The second piece is a collection of hanging sculptures entitled Something Useful, the work of Rebecca Jane Houston. The artist gathered plastic trash and debris from the Humber Bay shore in Toronto as part of an exercise echoing how animals gather litter to create useful objects. Part of wildlife’s struggle to survive amidst the tons of plastic waste we have produced involves adaptation. Houston wanted to use her piece to demonstrate how animals are forced to evolve to an environment we created, yet they still manage to create something useful out of the debris.
Houston was motivated by a deep appreciation for natural beauty. “The plastics can never be removed; we can’t take them back. But we have to keep trying to hope, to push for change, to play and to love the life of the lake,” she states.

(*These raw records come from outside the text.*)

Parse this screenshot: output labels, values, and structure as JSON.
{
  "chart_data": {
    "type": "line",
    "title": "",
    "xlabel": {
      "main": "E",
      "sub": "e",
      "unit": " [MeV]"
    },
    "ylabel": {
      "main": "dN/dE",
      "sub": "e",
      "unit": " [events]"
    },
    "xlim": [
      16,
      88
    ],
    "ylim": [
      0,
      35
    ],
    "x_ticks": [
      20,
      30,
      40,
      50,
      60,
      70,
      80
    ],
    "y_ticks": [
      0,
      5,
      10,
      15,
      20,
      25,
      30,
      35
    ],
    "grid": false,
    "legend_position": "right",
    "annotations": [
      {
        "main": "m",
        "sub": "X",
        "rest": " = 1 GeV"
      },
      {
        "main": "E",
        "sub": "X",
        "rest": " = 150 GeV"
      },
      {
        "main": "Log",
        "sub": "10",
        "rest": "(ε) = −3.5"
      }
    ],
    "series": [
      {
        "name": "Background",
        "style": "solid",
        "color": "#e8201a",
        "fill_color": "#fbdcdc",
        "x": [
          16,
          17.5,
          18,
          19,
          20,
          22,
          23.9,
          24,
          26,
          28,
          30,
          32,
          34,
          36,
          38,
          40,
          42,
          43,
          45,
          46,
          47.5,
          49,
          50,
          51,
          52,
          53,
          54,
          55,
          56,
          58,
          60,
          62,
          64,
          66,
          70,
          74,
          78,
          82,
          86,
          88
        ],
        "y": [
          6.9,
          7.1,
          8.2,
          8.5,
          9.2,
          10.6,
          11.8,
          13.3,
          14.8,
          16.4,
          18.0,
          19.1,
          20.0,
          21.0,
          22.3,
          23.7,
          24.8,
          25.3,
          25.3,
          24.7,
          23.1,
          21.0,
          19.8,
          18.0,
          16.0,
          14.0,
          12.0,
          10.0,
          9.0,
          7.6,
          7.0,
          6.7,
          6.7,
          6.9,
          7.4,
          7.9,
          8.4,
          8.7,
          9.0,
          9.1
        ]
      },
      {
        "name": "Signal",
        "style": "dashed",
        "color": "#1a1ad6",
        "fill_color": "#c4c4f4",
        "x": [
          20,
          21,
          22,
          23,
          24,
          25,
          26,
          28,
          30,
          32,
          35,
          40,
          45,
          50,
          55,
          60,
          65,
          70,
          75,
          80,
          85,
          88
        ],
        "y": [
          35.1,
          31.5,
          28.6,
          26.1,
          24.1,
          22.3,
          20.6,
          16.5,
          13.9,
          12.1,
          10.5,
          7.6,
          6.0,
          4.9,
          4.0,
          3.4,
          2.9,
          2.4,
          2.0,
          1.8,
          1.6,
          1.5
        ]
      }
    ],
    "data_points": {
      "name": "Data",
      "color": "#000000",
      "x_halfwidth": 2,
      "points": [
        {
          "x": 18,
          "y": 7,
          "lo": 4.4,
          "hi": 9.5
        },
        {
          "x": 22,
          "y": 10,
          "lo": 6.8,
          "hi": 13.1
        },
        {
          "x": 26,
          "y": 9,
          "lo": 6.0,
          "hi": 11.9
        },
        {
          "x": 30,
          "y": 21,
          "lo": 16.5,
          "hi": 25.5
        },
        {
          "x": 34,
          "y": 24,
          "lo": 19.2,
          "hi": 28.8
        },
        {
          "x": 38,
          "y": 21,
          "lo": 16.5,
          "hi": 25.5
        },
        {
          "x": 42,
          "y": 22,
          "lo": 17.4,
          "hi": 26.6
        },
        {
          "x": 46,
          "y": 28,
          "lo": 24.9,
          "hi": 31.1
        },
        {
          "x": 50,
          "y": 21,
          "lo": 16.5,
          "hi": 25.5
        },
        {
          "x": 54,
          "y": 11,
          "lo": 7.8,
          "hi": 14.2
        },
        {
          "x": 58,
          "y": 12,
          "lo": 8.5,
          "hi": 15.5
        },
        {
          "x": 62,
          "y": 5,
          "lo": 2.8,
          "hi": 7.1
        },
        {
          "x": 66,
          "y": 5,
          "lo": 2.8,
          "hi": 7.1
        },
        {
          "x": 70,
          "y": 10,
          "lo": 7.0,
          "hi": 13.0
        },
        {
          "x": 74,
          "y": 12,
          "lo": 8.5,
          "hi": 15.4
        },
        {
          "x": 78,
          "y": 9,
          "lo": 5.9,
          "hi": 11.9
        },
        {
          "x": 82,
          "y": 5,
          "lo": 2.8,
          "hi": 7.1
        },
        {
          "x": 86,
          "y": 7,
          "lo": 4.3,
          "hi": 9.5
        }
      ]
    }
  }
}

The third installation, Flow by Katharine Harvey, highlights the magical elements of water and light. Harvey has made 20 similar pieces, delicately crafting a sculpture that appears alluring from a distance, but upon closer observation reveals a collection of dirty plastic waste. Harvey’s installations serve as a way to educate viewers about the importance of recycling and the dangers of consumer excess.
“It is a strange disconnect, to be enticed by a beautiful object only to acknowledge it is environmentally harmful,” says Harvey. “This piece, part of a larger series, speaks to the growing awareness about climate change.”
Using debris collected on the shore of Vancouver Island, Pete Clarkson created the fourth installation entitled Oil and Water. Clarkson views plastic pollution in the ocean as a gigantic, omnipresent oil spill. Inspired by the pervasive effects of oil-based plastic pollution, the artist created an installation that reflected the objects that he sourced exactly as they were found. Clarkson also included a friend’s carving, a small raven shaped from a flip flop. The sandal washed ashore after a shipping container spilled them into the Pacific in the 1990s, and since then have appeared on beaches all over the world.
Clarkson has collected over a hundred of these sandals. “They speak to the longevity of plastic and its presence throughout the world’s oceans,” he explains.
“They also remind me that the old adage still holds — oil and water just don’t mix”
The final piece, Emergence by Kerry Hodgson, represents a global cultural emergence from our dependence on plastic products. Hodgson used her canvas to envision a future in which humankind no longer relies on plastic bags or other plastic items in everyday life. Emergence is specific to the prevalence of single-use plastic bags, with some Canadian provinces implementing bans. The acrylic painting was created across two canvases, with the figure in the center emerging from plastic bags that the artist collected then ironed onto her work. The recycled bags create texture and movement, underscoring her ideological message.